The original integral was $$\int_{-\ln{2}}^{\ln{2}} \frac{(\sin{x} +x)^{\frac{1}{3}}}{e^x} \text{d}x$$ one can transform this with properties of definite integrals $(u = a + b - x)$ into $$\frac{1}{2} \int_{-\ln{2}}^{\ln{2}} \frac{(\sin{x}+x)^{\frac{1}{3}}}{e^x}-\frac{(\sin{x}+x)^{\frac{1}{3}}}{e^{-x}} \text{d}x$$ which is then able to be transformed into the much more approachable looking $$-2\int_{0}^{\ln{2}} (\sin{x}+x)^\frac{1}{3}\cdot \sinh{x} \text{d}x$$ but unfortunately I am unsure where to proceed from here. Help would be appreciated!

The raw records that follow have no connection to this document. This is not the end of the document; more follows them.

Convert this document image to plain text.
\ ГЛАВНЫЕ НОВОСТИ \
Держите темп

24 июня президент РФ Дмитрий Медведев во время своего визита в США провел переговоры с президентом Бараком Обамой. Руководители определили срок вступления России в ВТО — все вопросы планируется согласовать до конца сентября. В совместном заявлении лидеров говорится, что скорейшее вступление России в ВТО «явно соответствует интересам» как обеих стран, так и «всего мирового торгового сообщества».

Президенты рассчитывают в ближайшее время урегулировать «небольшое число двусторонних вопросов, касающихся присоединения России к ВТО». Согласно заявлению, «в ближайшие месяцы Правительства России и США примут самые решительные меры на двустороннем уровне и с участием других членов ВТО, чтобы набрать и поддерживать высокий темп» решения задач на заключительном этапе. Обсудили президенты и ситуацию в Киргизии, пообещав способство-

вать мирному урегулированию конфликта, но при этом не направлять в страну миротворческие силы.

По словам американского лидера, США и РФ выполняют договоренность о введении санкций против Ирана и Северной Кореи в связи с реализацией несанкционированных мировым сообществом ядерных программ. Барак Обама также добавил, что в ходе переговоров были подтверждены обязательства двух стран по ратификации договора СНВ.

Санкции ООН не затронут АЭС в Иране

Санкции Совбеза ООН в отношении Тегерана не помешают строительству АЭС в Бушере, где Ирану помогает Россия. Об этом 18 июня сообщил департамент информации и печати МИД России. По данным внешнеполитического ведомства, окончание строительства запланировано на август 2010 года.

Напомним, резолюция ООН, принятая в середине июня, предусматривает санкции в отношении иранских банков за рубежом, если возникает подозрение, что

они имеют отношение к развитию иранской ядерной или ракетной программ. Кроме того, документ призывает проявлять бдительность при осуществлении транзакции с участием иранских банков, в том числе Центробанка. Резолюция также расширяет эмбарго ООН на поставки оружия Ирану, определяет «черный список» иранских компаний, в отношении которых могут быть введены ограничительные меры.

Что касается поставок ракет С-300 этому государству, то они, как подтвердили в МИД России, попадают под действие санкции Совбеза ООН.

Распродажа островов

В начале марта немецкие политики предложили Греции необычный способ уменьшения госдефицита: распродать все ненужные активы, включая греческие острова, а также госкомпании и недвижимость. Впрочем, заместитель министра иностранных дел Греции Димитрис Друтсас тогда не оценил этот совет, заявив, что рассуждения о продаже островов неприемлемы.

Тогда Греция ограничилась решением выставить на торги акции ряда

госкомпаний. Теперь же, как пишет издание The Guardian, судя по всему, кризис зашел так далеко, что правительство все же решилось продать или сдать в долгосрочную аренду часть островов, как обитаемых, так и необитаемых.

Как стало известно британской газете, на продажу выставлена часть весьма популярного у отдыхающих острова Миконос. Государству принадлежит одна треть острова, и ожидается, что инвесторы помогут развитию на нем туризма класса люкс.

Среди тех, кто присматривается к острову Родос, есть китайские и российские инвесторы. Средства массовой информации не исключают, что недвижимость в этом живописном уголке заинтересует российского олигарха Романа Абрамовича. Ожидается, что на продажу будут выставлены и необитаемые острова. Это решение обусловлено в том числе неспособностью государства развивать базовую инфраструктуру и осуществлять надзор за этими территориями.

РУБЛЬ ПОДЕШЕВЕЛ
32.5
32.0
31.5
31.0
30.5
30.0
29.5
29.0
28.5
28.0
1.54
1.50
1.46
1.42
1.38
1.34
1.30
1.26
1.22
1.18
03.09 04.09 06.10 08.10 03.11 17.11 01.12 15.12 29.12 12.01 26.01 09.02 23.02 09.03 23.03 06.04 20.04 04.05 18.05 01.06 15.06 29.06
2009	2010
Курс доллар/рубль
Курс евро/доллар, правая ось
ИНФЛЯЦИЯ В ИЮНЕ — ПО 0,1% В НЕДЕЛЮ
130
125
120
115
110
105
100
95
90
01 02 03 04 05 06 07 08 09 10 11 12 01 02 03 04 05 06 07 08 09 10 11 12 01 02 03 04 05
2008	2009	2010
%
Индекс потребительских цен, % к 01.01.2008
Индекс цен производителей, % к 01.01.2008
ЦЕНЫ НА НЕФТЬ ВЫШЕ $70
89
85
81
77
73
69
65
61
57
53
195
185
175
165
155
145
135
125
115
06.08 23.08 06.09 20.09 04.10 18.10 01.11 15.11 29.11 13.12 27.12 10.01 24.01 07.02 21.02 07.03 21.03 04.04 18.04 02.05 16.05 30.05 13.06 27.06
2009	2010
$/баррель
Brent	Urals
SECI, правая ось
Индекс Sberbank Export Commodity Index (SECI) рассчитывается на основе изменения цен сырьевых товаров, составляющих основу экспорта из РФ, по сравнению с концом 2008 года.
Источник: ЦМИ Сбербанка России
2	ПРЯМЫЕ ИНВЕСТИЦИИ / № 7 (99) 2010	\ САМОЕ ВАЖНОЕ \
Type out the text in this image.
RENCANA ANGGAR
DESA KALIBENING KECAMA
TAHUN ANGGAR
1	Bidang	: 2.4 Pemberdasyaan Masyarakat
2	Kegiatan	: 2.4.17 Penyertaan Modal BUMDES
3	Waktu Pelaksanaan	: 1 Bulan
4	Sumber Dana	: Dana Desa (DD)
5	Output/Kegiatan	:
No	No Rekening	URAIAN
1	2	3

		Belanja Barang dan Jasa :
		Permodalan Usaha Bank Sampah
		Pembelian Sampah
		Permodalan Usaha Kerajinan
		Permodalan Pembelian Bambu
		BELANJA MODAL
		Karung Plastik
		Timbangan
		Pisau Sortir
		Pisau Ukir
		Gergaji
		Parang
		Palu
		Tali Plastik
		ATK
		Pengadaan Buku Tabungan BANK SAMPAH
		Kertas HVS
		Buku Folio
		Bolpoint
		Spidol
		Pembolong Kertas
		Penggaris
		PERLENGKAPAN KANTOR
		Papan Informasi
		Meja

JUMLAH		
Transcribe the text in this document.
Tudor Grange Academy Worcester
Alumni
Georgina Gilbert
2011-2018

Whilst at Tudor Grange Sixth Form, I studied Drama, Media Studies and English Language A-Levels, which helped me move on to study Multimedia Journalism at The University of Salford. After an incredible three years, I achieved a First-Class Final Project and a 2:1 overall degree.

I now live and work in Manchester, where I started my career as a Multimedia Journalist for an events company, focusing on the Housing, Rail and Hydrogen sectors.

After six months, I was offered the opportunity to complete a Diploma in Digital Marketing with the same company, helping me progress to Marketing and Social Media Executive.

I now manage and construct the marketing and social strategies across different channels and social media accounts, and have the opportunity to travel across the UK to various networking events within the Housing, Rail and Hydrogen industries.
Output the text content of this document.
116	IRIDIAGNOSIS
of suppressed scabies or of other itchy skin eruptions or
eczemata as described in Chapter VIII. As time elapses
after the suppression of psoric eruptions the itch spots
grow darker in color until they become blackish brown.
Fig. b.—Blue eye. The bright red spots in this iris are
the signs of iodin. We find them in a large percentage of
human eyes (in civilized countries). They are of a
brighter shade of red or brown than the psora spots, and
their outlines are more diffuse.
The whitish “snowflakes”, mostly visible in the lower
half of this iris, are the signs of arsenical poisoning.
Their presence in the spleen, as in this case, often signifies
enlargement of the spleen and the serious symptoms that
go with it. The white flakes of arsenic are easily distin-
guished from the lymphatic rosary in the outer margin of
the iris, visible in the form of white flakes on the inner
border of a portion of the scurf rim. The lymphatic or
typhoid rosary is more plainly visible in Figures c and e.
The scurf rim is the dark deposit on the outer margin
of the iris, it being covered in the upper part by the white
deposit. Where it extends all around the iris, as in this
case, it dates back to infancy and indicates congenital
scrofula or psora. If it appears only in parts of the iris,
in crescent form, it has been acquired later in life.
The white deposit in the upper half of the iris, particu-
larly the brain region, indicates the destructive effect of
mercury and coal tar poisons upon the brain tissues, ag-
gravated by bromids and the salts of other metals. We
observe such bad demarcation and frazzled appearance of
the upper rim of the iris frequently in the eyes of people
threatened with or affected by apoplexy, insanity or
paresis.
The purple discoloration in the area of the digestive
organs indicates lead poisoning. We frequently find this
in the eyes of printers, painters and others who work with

Edit: I've flagged my post as duplicate. See Evaluating the integral $\int_{-\ln 2}^{\ln 2} e^{-x}(\sin x+x)^{1/3}dx$. Thank you to John Omielan for the help!
If the question is well formulated, note that is trivial. You are integrating a continuous function between $a$ and $b$ with $a=\ln 2=b$. Since the two bounds are the same, the integral is zero.